Cuando la revolución termine

AUTHOR: : Leila Nachawati
PUBLISHER: Turpial
GENRE: Political fiction
READER’S NAME: Félix Lizárraga
DATE: April 20, 2018

Cuando la Revolución termine (Once the Revolution Ends, Turpial, 2016) is Leila Nachawati’s first novel. Nachawati (b. 1978), a Spanish-Syrian human rights activist born in Galicia and based in Madrid, teaches Communications at Carlos III University, works as a Communications Officer for the Association for Progressive Communications (APC, a global network of human rights defenders), and is a team member of SyriaUntold.org, a digital archive on the Syrian civil movement and its creative and artistic content.

The book begins as the diary of Sarah –a Spanish-Syrian woman much like Nachawati herself—who is writing it as a sort of memoir of the Syrian revolution for her little daughter, and later seemingly fragments into several third-person narrations following the lives of many young Syrian people, most of which come from very different backgrounds and do not even know each other. This fragmentation, however, is only apparent, and little by little the characters start bumping into each other and influencing each other’s lives from good or for evil, until the novel coalesces both into a mosaic of modern-day Syria under the Assad regime and a meditation on how people’s lives intertwine in surprising ways. (The identity of the father of Sarah’s daughter is one of those surprises.)

Cuando la revolución termine is a compelling read, mostly because the characters (all inspired by real people, according to the author) are well-drawn in all their complexity and their struggles. There are several, very different, very vividly presented women, and even a gay character –although his story line is not followed as fully as some of the others.

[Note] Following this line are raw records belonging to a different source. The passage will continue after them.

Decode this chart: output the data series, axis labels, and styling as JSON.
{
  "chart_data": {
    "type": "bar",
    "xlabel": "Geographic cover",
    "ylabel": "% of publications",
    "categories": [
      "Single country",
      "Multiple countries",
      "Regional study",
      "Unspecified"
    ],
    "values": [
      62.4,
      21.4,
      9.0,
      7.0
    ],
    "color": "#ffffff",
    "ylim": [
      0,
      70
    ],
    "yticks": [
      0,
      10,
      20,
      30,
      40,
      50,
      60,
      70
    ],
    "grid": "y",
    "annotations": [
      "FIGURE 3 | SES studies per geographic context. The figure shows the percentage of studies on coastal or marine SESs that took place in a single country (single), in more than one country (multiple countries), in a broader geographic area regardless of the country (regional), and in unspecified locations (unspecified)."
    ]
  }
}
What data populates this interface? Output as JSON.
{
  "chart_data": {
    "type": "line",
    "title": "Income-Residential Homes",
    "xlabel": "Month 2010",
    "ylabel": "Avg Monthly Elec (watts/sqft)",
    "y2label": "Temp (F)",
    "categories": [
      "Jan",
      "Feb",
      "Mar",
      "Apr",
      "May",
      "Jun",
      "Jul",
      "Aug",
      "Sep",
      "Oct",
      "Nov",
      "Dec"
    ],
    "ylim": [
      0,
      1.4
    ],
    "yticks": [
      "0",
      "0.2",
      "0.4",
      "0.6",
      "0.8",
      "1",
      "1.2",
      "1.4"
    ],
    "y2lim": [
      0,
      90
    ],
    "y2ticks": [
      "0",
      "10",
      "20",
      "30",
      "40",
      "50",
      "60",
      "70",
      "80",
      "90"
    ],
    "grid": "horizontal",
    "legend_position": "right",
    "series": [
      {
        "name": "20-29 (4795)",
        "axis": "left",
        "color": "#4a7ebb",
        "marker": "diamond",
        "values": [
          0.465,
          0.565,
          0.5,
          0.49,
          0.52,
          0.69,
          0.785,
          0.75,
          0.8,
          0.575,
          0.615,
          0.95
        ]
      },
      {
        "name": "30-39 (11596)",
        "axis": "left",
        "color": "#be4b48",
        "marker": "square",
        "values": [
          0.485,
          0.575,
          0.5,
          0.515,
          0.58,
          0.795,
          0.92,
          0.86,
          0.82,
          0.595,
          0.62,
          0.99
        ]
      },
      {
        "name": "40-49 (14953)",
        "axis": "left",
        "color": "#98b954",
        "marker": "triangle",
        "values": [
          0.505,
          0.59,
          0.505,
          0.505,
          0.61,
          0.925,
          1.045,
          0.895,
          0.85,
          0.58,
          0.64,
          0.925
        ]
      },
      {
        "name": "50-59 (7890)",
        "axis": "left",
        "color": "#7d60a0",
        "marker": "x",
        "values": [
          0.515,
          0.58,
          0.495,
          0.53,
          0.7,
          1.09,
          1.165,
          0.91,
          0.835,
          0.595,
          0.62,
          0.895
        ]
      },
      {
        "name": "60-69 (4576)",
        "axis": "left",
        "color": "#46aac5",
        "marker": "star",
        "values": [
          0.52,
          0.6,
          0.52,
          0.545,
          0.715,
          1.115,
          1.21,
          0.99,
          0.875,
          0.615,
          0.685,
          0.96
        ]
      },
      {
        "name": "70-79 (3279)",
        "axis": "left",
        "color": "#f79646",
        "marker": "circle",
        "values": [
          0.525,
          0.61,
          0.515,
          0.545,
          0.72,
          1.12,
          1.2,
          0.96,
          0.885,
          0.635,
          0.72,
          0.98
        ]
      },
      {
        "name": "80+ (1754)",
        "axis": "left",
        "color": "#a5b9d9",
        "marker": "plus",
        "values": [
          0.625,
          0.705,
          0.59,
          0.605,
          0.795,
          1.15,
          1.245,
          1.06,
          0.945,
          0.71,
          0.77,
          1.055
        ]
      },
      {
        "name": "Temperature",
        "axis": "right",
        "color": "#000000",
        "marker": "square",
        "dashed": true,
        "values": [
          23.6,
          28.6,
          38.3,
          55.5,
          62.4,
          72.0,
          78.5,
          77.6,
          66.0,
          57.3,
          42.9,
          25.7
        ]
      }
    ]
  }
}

This is a political novel, and as such the dialog and Sarah’s narration sometimes becomes a bit too preachy and too close to a journalistic debate. What saves the book is, again, the vividness of its characters, their very variety –at some point a young Syrian middle-class woman rediscovers the city where she has lived all her life through the dazzled eyes of an American exchange student and undergoes an epiphany in the process—and the close attention Nachawati pays to the most minute details of Syrian everyday life, from the foods to the local customs, as well as to the twist and turns of these people’s lives.

The prose is clear and serviceable (if somewhat washed out and newspaper-y, in my opinion) and would lend itself very well to translation. The book is also an informed look at the world of the millennials living in the Arab Spring, as well as the horrors that Syria has been going through during the last decade. It is, moreover, an easy, gripping read that at some point will probably become a popular movie or miniseries. For all these reasons, I highly recommend it to the American readers.

I would like to add a personal note to my recommendation. Political fiction is hardly my preferred genre, and I was not pleased when I found out that my assignment was going to be a political novel. To my surprise, however, Cuando la revolución termine ended up being a gratifying experience at numerous levels, and I find that, as a political novel, it achieves very well what it sets out to do. Hence the high marks I am giving it.